—Entonces dime, ¿qué tendría que hacer para no avergonzarte? —replicó Fiona, mirando fijamente a Esteban, quien seguía protegiendo a Bianca Morales. Su tono se volvió aún más gélido—. ¿Admitir públicamente que fui yo quien puso mostaza en la salsa de mi hijo y cargar con la culpa de otro? ¿Eso no sería vergonzoso? Quien debería sentir vergüenza es quien hace las cosas y no se atreve a admitirlas.
—Fiona, ya fue suficiente...
Antes de que Esteban pudiera terminar, una voz profunda y magnética llegó desde la cabecera de la mesa.
—Sobrino, si nadie tiene pruebas, no deberías afirmar tan a la ligera que fue ella.

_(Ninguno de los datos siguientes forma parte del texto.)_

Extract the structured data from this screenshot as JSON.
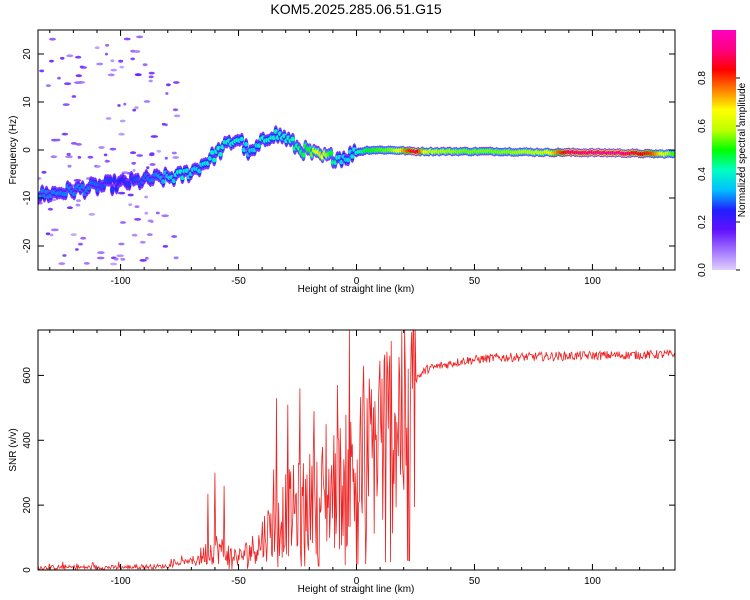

Al oírlo, todas las miradas se dirigieron hacia el origen de la voz. Fiona también miró en esa dirección. Por un instante, sus miradas se cruzaron, y a ella le pareció ver en los ojos del hombre una expresión compleja e indescifrable.

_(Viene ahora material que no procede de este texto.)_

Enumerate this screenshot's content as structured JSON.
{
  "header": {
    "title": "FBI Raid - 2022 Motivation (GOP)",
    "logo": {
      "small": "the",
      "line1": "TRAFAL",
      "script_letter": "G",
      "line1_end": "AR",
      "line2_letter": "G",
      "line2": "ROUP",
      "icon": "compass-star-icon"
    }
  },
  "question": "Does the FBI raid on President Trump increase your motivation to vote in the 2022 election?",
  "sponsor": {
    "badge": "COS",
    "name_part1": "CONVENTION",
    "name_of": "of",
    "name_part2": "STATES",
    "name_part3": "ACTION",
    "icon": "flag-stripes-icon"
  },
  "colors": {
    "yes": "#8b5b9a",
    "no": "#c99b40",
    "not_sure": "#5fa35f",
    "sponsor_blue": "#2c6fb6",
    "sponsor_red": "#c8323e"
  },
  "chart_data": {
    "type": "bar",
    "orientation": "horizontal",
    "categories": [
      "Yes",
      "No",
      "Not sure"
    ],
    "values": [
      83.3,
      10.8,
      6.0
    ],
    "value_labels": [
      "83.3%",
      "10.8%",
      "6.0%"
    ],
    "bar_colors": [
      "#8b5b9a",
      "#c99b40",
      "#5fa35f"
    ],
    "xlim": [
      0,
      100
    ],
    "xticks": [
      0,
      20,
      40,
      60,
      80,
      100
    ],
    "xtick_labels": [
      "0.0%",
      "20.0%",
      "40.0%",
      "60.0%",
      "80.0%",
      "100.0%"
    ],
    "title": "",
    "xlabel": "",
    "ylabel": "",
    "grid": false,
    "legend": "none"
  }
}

Esteban también levantó la vista y, justo cuando Samuel apartaba la suya, sus miradas se encontraron. Esteban se quedó helado por instinto.
¿Por qué su tío defendía a Fiona?
El padre de Cristian Flores tenía dos hermanos, y Samuel era el hijo que el abuelo y la abuela Flores habían tenido en su vejez, no mucho mayor que él. Samuel había fundado su propio imperio empresarial años atrás, un conglomerado cuyo valor superaba con creces el patrimonio y la influencia de la familia Guerrero. Se movía por el mundo de los negocios con total impunidad, y nadie se atrevía a contradecirlo, mucho menos dentro de la familia Guerrero.
Esteban se quedó sin palabras. En ese momento, el médico bajó de la planta de arriba. Al parecer, la situación no era grave; ya le habían administrado la medicación al niño.
Una vez que el médico se fue, Esteban volvió a la carga.
—Sea como sea, esta noche tenemos que resolver esto.
—La verdad es que me encantaría resolver las cosas contigo. Y ya que estamos todos aquí, les pido que sean testigos.
Fiona se dirigió al sofá y sacó un documento de su bolso. Volvió junto a Esteban y le puso un "Acuerdo de Divorcio" delante.